Pour que la remise en cause de la démission soit accueillie, il faut que le salarié justifie qu'un différend antérieur ou contemporain de la démission l'avait opposé à son employeur. L'existence d'un lien de causalité entre les manquements imputés à l'employeur et l'acte de démission est nécessaire. Ce lien sera établi si lesdits manquements sont antérieurs ou au moins contemporains de la démission, et s'ils avaient donné lieu à une réclamation, directe ou indirecte du salarié afin que l'employeur puisse rectifier la situation.

Ainsi, même émise sans réserve, une démission est nécessairement équivoque si le salarié parvient à démontrer qu'elle trouve sa cause dans des manquements antérieurs ou concomitants de l'employeur.

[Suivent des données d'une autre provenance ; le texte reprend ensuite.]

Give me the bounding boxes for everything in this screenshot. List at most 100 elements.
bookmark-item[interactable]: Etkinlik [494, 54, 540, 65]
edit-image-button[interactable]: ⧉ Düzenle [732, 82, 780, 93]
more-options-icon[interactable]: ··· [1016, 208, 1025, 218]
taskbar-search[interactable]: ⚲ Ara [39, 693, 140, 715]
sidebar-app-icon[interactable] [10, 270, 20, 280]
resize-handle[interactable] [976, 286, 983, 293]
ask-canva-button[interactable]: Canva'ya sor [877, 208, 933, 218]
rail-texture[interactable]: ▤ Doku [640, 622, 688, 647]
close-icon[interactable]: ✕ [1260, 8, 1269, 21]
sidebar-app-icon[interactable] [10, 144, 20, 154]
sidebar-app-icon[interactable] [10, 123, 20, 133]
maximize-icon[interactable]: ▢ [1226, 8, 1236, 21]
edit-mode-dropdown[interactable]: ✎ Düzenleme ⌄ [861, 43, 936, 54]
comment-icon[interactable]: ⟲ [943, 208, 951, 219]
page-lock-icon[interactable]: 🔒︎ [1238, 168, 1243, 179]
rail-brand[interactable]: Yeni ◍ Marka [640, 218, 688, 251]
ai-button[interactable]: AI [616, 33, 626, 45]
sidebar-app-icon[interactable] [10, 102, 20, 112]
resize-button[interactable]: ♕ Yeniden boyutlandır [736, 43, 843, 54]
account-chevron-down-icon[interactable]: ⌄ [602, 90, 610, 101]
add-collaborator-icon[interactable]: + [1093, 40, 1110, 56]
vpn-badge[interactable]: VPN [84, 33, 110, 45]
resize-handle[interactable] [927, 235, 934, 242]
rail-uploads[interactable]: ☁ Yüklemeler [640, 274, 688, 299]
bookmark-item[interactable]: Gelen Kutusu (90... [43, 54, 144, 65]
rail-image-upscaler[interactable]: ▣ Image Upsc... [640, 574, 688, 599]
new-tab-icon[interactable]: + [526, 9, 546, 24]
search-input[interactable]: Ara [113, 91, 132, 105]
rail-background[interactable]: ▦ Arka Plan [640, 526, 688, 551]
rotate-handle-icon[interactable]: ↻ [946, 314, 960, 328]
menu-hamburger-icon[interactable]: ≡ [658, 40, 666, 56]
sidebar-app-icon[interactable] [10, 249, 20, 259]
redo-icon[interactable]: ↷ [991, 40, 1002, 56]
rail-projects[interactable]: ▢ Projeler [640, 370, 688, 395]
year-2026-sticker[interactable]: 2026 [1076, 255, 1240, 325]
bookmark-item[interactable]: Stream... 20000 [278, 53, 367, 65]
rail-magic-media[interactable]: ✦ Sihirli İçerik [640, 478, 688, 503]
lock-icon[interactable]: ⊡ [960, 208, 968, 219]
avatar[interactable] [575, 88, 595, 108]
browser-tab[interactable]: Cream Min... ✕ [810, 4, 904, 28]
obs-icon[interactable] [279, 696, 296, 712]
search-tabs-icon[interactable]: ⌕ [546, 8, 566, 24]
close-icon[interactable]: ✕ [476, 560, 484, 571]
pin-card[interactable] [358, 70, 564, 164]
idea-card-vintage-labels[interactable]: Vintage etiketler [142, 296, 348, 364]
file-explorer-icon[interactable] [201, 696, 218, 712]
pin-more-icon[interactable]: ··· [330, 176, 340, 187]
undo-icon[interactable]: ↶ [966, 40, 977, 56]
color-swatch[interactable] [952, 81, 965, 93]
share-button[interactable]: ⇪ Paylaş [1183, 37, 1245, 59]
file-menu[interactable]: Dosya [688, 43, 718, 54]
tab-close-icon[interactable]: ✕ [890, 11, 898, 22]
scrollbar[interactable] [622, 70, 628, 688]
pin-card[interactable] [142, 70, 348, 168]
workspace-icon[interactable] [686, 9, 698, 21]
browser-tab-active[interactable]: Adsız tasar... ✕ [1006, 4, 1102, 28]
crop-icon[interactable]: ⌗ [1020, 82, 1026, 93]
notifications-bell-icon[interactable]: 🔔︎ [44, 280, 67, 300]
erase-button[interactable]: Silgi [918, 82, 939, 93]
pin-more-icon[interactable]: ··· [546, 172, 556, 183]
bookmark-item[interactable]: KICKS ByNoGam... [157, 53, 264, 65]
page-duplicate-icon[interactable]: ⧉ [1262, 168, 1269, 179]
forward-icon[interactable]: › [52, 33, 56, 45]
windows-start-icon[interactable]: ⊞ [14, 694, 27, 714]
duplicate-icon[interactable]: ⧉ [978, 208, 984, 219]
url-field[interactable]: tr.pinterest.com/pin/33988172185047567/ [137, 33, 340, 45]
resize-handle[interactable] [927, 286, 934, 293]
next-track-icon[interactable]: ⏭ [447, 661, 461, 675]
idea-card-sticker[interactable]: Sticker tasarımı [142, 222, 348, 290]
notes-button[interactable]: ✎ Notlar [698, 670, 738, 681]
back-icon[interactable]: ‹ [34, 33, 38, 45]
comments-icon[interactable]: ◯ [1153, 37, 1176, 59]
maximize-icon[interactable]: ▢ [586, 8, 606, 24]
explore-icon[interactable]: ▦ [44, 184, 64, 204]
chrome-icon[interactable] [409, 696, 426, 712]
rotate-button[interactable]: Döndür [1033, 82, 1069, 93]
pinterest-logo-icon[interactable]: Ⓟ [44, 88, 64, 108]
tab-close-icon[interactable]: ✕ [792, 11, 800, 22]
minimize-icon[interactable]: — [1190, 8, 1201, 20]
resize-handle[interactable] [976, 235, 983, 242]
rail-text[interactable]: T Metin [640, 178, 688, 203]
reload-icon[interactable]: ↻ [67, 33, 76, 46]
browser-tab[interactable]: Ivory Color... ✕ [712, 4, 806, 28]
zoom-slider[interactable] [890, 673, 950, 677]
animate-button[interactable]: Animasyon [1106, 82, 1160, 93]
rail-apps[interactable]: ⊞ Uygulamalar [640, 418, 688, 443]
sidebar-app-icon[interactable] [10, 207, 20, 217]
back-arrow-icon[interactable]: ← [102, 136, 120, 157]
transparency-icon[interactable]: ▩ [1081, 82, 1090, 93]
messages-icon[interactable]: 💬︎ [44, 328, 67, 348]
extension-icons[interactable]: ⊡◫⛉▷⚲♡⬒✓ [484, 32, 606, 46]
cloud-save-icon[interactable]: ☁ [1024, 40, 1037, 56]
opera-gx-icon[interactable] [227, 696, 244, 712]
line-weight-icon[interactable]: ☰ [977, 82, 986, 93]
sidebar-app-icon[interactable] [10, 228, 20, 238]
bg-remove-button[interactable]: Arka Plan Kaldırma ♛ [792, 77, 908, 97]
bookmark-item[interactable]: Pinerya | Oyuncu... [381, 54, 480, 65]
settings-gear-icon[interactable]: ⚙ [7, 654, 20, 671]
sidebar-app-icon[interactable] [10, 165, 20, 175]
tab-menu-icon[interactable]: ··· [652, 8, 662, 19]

En l'espèce, il est constant que Monsieur [L] [R] a quitté son poste le 16 juillet 2015, après avoir formulé une demande de rupture conventionnelle, refusée par son employeur.

La lettre de demande de rupture conventionnelle, datée du 8 juin 2015, est rédigée dans les termes suivants:

" (...)

A deux reprises, j'ai fait part à [K] [X] directrice de région ma supérieure hiérarchique, conformément aux procédures internes, des comportements inacceptables de certains salariés et notamment de Madame [T] :

- mi-janvier 2015 Madame B. a eu un comportement inqualifiable en salle à manger au dîner, "violente altercation, gesticulation et vocifération contre une famille et un collègue". Cela a entraîné le départ de plusieurs résidents de la salle à manger par peur et des plaintes de familles.

- mi-avril 2015 le docteur [W] médecin traitant de Madame [B] a informé le docteur [J] de [Localité 9] médecin coordonnateur d'actes non conformes aux bonnes pratiques, "pouvant s'apparenter à de la maltraitance", de la part de Madame B. (actes que Madame [T] n'est pas autorisée à pratiquer). J'ai fait vérifier la véracité des informations : par le médecin coordonnateur, l'infirmière coordinatrice, la psychologue, les informations se sont avérées exactes.

A deux reprises, en accord avec [K] [X], j'ai engagé une procédure de mise à pied conservatoire, devant conduire à un licenciement, sans succès.

Il n'a été infligé à Madame B. qu'une mise à pied disciplinaire, sans commune mesure avec les fautes commises, alors que Madame B est coutumière de faits similaires et ce depuis plusieurs années.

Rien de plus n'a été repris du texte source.